A pilgrimage to hallowed locales in American history and a classroom on wheels, the TCU Justice Journey allows students to learn from the past in order to change the future.  Past trip highlights have included panel discussions and other partnerships with the COFO Civil Rights Education Center in Jackson, the Mississippi Veterans of the Civil Rights Movement, AFSCME Local 1733 in Memphis, American Baptist College in Nashville, and crossing the bridge with the National Voting Rights Museum in Selma–as well as tours led by veteran SNCC organizers including Mr. Charles McLaurin and the late Ms. Margaret Block.  Many students describe the trip as “life-changing”–see this testimonial in the student newspaper.

Beginning in 2014, students who participate in the program have also been required to enroll in my course, HIST 40873/POSC 31003 – Civil Rights Movement in America, which I now typically co-teach with Dr. Emily Farris of the Political Science department.  The course and trip’s success would not be possible without the hard work and support of our many partners in Student Affairs over the years, including Rosangela, Mel, Natasha Chapman, Timeka Gordon, April Brown, Dr. Darron Turner, and all of the staff in Inclusiveness and Intercultural Services.

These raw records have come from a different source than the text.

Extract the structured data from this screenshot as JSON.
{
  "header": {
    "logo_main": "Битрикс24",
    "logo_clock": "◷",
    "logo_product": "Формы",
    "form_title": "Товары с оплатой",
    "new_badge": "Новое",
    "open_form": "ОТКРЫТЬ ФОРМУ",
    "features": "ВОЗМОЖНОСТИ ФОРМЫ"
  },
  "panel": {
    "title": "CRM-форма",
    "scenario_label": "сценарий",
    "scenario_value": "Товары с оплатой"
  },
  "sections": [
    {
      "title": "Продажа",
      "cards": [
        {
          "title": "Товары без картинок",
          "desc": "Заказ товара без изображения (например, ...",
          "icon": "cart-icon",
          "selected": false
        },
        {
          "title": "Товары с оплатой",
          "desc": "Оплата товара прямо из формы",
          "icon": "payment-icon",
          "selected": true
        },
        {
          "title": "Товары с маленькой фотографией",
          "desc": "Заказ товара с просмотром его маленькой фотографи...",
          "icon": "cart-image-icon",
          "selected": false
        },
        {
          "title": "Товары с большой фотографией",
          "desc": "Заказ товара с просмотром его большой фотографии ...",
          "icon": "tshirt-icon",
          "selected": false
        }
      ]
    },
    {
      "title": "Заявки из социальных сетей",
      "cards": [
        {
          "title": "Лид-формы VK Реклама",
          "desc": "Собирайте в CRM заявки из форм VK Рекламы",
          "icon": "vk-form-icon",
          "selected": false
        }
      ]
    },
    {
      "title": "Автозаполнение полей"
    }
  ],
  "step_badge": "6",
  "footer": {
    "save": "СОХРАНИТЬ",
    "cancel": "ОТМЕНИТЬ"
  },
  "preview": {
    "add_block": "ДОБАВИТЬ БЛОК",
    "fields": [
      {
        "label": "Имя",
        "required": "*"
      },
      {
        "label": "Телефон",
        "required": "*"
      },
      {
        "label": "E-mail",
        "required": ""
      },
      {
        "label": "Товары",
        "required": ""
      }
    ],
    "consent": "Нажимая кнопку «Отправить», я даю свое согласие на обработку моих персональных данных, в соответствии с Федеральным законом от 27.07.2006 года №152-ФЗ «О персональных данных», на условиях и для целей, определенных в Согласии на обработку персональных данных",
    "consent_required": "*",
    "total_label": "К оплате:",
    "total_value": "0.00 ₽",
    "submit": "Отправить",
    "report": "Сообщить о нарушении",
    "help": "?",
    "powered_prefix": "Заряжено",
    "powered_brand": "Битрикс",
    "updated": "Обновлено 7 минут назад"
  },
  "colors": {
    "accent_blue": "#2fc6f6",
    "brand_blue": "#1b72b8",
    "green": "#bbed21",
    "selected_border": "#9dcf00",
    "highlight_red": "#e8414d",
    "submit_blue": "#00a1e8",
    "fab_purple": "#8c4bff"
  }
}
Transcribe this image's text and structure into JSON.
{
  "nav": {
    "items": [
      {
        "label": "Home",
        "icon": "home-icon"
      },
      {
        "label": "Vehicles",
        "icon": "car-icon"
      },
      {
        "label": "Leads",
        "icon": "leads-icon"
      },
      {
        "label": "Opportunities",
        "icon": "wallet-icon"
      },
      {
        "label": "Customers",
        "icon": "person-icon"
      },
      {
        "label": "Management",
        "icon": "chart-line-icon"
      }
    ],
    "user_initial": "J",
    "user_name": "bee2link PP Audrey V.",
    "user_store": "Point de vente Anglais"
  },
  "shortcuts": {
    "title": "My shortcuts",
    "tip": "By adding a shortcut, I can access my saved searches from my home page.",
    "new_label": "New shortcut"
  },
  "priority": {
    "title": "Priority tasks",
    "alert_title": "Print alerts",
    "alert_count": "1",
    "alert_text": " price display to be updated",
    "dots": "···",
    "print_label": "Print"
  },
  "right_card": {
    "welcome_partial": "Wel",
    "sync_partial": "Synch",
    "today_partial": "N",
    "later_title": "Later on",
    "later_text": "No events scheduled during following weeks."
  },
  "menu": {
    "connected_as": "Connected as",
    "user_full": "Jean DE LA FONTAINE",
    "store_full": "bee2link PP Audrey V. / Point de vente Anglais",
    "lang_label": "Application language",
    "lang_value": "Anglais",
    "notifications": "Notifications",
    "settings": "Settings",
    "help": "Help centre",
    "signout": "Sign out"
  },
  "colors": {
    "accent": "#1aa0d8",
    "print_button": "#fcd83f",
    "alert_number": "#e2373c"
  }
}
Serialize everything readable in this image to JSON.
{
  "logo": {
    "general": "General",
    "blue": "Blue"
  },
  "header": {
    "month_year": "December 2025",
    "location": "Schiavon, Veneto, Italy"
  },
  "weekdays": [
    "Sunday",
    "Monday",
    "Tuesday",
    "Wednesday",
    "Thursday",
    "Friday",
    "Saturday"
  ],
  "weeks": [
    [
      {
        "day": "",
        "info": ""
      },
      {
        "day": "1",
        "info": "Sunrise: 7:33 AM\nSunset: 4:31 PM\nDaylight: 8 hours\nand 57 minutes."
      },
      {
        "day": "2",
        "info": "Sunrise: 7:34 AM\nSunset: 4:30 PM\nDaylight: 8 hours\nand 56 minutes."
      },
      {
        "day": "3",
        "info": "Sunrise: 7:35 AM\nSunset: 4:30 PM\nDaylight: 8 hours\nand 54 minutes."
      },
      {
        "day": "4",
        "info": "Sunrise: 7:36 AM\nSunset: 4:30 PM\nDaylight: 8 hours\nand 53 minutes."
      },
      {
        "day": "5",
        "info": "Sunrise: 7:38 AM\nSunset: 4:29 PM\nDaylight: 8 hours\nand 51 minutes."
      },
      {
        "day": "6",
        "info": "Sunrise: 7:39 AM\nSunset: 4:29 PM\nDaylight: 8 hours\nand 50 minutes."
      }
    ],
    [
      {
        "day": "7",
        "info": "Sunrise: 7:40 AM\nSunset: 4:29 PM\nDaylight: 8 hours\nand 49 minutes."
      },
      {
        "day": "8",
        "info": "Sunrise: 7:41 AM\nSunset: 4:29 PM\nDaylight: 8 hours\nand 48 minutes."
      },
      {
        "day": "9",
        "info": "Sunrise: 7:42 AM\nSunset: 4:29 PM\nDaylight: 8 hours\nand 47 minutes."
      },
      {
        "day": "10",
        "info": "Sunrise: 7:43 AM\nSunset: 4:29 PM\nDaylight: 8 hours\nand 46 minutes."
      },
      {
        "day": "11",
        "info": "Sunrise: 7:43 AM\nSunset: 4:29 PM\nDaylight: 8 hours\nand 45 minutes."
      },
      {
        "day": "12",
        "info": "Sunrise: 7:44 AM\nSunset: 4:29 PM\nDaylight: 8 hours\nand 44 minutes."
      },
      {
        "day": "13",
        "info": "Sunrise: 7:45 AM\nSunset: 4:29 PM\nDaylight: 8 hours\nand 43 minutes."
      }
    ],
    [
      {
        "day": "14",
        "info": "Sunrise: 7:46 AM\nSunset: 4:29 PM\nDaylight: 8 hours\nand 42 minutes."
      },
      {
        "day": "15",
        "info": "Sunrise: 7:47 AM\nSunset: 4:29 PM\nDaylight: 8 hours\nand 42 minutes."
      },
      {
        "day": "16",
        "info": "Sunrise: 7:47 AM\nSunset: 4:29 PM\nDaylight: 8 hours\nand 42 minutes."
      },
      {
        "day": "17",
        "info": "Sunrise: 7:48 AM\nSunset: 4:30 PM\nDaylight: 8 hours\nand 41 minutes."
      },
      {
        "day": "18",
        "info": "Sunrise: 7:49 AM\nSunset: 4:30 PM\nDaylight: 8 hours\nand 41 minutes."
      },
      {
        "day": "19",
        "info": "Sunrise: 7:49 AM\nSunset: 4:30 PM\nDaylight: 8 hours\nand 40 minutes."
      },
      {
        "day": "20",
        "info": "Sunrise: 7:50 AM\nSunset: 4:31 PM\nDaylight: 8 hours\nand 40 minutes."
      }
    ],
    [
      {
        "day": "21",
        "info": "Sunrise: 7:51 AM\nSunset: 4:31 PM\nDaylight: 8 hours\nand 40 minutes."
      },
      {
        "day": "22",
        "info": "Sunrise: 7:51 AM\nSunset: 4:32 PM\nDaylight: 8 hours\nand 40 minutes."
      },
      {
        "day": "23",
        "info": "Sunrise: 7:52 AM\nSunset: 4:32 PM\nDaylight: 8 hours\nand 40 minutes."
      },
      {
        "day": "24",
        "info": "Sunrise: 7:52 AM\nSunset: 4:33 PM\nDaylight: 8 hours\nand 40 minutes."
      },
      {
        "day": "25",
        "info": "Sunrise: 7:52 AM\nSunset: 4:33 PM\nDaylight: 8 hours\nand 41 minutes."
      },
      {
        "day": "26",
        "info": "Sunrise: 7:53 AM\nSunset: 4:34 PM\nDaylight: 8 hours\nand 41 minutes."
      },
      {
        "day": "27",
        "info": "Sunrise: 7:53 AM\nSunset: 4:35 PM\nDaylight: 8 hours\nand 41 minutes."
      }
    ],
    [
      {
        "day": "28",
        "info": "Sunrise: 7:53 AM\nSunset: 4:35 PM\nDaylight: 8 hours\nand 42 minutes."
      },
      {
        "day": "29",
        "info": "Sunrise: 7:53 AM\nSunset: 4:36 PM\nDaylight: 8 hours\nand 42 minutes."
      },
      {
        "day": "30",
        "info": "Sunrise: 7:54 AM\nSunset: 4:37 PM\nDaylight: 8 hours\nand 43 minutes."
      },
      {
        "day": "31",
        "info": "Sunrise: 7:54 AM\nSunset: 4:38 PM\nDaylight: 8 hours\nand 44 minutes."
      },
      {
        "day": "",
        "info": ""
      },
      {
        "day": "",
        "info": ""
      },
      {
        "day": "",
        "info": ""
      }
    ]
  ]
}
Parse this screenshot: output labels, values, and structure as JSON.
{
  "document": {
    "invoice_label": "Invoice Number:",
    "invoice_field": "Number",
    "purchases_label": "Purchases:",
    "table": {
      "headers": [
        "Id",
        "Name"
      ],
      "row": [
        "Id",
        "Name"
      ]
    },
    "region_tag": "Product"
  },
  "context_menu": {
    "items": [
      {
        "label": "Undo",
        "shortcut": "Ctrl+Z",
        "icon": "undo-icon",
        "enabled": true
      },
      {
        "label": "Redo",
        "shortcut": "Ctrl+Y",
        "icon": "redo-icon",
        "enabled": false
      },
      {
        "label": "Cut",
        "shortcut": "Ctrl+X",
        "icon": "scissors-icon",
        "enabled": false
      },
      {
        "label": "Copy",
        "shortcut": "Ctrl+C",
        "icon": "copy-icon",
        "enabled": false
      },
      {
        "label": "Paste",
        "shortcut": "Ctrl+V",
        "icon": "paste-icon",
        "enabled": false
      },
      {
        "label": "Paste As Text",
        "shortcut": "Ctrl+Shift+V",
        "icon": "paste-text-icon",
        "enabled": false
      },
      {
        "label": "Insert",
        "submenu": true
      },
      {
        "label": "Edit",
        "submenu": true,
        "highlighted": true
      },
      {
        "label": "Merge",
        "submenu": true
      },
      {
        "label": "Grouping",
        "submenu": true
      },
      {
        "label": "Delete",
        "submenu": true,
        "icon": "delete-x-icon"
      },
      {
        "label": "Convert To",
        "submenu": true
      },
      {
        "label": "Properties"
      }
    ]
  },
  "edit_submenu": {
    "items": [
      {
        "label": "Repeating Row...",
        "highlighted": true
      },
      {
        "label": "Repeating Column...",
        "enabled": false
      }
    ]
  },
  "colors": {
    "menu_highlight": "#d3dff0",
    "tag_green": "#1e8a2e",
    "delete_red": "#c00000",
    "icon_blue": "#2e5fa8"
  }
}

Latino/a Civil Rights Struggles

tcu-justice-journey-latino-frontBeginning in 2016-17, my collaborators and I offered a new program on the Latino/a experience that will, in the future, alternate annually with the TCU Justice Journey: African American Freedom Struggles.  Following the same model, students enrolled in a new semester-long course cross-listed in History and Political Science and co-taught by Dr. Emily and myself, in partnership with Rosangela, Laura Vasquez, and Roxana Aguirre in Student Affairs.  Over spring break, we embarked on a six day trip to learn about the history and present of the Chicano/a Movement, Latino/a Politics, and Immigrant Rights in Austin, San Antonio, Crystal City, and the Rio Grande Valley of South Texas.  Thanks to an Instructional Development Grant written by Emily, a few of us are now conducting background research to identify partners and speakers in each of the field sites.  Collaborators in the community included State Rep. Ramon Romero, Manuel Diaz Garza and the Southwest Voter Registration and Education Project, Diana Palacios of Crystal City, La Unión del Pueblo Entero, and a wide range of veteran Chicano/a movement activists and present-day organizers. Click here for the syllabus for the new course (soon to be renumbered HIST 30823).

Emily and I and our partners plan to offer the TCU Justice Journey: Latino/a Civil Rights Struggles in odd-numbered years, alternating with the TCU Justice Journey: African American Freedom Struggle offered in even-numbered years.